Sarai per sempre nel mio cuore...
Mio Wolf...corri libero lassù...io starò con te come tu starai con me..."

martedì 10 febbraio 2009

Tutti matti per i gatti.

In occasione della Festa del Gatto, 17 Febbraio, vorrei segnalare un'interessante e simpatico incontro a Milano (potrebbero farlo anche altri comuni di tutta l'Italia). I NOBILGATTI, UNA LEZIONE DI VITA E DI STILE DAGLI AMICI FELINI
10 feb 09Dal 16 al 20 febbraio alla Libreria Mursia di Milano incontri con Giorgio Celli (17 febbraio) e Federica Sgarbi (19 febbraio). S’intitola I NOBILGATTI la quinta edizione della rassegna TUTTI MATTI PER I GATTI organizzata dalla libreria Mursia di Milano (via Galvani, 24) con l’Ufficio Diritti Animali della Provincia di Milano in occasione della Festa del Gatto che si celebra il 17 febbraio: diciassette, in numero romano XVII, è l’anagramma di VIXI, cioè ho vissuto e i gatti si sa hanno molte vite, febbraio è stato scelto perché è il mese dominato dall’Acquario, segno degli spiriti liberi e indipendenti. Come i gatti, appunto.
La settimana felina propone incontri con autori gattofili e la tradizionale raccolta di cibo per gli ospiti a quattro zampe del gattile di Mondo Gatto.
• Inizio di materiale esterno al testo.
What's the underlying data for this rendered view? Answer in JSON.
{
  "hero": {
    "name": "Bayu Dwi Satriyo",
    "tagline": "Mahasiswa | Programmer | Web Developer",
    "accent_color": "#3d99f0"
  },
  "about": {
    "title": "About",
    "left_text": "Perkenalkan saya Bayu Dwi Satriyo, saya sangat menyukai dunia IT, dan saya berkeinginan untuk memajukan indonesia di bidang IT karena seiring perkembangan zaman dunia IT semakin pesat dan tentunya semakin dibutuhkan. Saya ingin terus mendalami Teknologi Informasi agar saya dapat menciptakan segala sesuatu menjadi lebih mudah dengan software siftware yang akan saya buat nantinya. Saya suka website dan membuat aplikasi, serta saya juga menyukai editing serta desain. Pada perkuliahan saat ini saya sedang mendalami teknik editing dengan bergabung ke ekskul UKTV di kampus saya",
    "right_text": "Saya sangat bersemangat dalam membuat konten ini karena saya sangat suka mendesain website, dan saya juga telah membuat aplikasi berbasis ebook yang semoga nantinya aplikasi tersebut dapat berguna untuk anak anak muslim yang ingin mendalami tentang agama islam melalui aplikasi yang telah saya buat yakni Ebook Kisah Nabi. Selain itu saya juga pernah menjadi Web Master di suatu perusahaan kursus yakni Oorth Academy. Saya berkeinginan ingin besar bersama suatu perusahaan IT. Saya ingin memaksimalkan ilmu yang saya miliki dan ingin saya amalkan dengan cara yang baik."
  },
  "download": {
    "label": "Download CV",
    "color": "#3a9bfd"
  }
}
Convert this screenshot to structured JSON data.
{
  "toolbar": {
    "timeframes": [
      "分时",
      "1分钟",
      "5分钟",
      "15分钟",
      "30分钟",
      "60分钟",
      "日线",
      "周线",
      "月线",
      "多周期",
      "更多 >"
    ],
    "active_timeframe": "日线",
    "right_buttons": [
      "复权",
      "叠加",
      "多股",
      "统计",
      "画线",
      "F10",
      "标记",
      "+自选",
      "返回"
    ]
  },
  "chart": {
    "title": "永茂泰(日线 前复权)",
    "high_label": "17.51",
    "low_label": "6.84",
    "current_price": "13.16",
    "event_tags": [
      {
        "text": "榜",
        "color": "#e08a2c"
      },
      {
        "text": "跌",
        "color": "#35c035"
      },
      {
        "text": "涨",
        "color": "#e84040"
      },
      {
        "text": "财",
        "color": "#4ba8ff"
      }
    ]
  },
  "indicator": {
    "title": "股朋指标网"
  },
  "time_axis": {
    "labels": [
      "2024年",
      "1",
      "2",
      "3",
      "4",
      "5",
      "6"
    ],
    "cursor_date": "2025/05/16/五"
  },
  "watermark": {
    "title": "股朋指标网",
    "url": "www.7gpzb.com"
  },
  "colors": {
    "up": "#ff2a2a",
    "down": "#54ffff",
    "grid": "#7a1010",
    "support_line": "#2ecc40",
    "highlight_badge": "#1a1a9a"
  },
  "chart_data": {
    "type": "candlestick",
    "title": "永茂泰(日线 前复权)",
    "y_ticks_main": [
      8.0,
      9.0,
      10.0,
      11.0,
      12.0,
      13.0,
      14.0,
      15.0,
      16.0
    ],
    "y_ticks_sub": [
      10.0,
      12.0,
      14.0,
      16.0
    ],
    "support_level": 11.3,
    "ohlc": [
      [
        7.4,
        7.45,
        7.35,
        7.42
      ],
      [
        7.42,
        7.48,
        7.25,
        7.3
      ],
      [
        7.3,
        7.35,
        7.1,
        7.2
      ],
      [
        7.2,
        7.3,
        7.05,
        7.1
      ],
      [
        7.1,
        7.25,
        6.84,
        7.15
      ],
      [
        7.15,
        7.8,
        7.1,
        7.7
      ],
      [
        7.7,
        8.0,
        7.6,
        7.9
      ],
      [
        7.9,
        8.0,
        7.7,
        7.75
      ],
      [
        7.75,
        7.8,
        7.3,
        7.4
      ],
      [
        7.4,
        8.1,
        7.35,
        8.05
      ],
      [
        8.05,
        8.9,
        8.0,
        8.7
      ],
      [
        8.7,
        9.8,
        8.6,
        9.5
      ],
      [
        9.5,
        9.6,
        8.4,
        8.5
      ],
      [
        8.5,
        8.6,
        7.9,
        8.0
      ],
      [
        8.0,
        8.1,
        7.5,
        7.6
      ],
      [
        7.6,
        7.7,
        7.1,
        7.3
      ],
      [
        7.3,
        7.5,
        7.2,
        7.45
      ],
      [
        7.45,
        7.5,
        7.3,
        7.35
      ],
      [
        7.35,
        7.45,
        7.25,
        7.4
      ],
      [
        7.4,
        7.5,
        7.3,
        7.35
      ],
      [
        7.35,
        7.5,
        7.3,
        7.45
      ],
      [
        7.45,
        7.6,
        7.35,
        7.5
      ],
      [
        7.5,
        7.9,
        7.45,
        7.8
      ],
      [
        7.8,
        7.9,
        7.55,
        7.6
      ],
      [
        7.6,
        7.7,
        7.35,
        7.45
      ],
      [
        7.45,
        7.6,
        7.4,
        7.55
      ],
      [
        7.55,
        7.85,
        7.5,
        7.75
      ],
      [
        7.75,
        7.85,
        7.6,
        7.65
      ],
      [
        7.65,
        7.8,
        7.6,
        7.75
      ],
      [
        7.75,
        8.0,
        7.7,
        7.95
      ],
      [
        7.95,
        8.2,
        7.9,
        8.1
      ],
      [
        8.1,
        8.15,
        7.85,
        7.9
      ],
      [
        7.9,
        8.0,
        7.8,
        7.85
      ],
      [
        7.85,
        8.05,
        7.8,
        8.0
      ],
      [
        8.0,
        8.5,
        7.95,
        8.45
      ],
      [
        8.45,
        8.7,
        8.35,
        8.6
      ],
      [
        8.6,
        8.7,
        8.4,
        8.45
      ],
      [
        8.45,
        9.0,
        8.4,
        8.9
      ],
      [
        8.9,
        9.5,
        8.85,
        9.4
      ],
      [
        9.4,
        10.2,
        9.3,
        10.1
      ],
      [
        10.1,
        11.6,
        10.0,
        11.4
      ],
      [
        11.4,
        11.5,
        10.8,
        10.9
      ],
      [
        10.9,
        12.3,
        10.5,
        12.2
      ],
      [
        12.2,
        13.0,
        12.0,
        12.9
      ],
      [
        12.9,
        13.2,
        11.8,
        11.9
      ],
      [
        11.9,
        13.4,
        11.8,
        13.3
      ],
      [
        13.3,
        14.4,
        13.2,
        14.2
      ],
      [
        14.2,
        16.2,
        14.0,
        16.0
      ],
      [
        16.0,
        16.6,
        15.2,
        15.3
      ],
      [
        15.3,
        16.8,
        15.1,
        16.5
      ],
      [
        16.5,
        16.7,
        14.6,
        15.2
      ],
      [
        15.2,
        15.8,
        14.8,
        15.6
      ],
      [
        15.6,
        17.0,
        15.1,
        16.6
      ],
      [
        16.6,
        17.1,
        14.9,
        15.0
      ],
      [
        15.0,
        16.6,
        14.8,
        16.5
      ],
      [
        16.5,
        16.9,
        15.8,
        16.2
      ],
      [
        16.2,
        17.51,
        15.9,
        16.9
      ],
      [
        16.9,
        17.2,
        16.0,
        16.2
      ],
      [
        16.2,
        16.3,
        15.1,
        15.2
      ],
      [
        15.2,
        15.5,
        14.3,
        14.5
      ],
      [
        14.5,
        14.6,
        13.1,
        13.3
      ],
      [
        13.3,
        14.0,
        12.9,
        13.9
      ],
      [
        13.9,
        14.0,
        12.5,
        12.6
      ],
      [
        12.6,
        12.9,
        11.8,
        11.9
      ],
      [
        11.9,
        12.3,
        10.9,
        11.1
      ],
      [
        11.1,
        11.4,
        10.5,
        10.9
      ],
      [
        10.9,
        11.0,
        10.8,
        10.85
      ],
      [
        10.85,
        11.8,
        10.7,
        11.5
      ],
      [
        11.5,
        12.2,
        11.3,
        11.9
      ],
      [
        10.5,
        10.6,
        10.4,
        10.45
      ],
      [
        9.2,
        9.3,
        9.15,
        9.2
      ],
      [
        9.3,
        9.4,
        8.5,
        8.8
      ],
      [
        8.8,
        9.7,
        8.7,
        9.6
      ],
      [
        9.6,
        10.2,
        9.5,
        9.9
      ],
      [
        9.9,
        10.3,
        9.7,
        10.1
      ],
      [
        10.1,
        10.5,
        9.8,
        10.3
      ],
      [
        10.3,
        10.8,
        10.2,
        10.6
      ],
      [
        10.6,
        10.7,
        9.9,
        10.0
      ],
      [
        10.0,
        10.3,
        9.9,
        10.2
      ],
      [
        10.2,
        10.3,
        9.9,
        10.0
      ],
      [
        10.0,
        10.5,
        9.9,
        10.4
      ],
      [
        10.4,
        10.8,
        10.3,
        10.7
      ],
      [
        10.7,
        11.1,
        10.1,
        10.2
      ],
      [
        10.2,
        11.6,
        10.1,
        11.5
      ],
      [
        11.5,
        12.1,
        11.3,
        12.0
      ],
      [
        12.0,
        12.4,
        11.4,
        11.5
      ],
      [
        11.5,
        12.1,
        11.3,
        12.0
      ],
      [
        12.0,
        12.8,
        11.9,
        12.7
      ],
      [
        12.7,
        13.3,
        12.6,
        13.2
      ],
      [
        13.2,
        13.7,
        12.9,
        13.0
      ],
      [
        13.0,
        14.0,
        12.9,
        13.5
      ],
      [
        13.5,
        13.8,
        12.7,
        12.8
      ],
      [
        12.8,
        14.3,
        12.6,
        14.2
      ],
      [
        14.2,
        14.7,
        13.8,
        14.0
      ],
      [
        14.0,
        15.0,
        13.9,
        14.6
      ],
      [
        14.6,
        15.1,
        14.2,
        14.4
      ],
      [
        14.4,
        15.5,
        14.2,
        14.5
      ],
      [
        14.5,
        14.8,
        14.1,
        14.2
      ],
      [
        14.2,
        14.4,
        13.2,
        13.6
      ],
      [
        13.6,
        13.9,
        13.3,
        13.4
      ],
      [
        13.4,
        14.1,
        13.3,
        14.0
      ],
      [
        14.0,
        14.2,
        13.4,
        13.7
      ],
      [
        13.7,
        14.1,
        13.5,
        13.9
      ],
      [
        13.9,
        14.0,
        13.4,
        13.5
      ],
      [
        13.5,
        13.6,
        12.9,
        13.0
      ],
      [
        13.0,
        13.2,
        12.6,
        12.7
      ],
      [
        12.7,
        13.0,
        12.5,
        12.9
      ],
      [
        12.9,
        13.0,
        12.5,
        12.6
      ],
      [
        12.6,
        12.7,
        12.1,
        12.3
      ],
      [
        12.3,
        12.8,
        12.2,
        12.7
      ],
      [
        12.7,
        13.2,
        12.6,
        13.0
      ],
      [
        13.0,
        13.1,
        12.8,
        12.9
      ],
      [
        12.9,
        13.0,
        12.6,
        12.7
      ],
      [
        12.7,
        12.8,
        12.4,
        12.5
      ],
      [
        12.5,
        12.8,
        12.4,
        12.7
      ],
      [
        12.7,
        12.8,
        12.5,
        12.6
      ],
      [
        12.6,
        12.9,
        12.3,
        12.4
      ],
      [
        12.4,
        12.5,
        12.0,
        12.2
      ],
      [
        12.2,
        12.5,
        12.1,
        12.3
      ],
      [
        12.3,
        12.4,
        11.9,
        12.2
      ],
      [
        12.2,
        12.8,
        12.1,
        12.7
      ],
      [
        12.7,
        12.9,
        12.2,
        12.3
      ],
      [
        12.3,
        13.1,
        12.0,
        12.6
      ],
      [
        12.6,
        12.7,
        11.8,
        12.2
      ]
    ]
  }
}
Inoltre si potranno consegnare direttamente in libreria le foto dei gatti per la pubblicazione sul calendario I Giorni dei gatti edizione 2010. Questo il programma delle presentazioni:
17 febbraio ore 18,00 - “Destini” di Giorgio Celli e Costanza Savini.Racconti brevi e strani che intrecciano esistenze di uomini e di donne posseduti da vari sogni e ossessioni. Ogni racconto nasconde la metafora di un destino, e spesso di una vocazione. Così accade nella rivisitazione della storia di Caino e Abele, nei tre finti verbali dal processo di Norimberga e nella storia del gatto incandescente.
19 febbraio ore 18,00: “Della filosofia e dei gatti” di Federica SgarbiL’autrice, laureata in filosofia e amante dei gatti, si trova in prima linea nella difficile impresa di far adottare gli ospiti abbandonati di un gattile. Le idee di grandi pensatori si rivelano un valido aiuto per mettere a punto una strategia che porterà molti felini nelle case di nuovi proprietari umani. Divertente pamphlet che mescola Kant con code e fusa, Plutarco con cucce e pelo.
A tutti gli incontri saranno presenti Pietro Mezzi, assessore al Territorio, Parchi e Diritti degli Animali della Provincia di Milano ed Edgar Meyer, referente per l’Ufficio Diritti degli Animali.

martedì 3 febbraio 2009

Tenerezza....

Mi piace guardare i miei due gatti dormire abbracciati, mi sdraio accanto a loro e li osservo. In quei momenti loro sono beati, quasi sorridono, quei musi addormentati mi creano una sensazione di pace, tenerezza, amore e serenità.

Ancora tenerezza...

martedì 20 gennaio 2009

Una fotografa particolare...

Tanja Askani una fotografa e scrittrice cecoslovacca da anni residente in Germania ha raccolto animali selvatici come lupi, faine, conigli selvatici, volpi, cerbiatto, ecc. in pericolo di morte o malattia nella sua casa e nel suo bosco, li ha curati e salvati. Nel frattempo li fotografava in compagnia dei suoi cani o il cerbiatto con un coniglio selvatico in atteggiamenti affettuosi. Ha voluto dimostrare attraverso queste foto che anche tra gli animali esistono i sentimenti nobili come l'Amore, nonostante che siano diversi tra loro. Qui vediamo un lupo artico che gioca con uno dei cani della fotografa, un coniglio selvatico e il cerbiatto, amici per la pelle! Un cucciolo di volpe che gioca con uno dei cani della fotografa.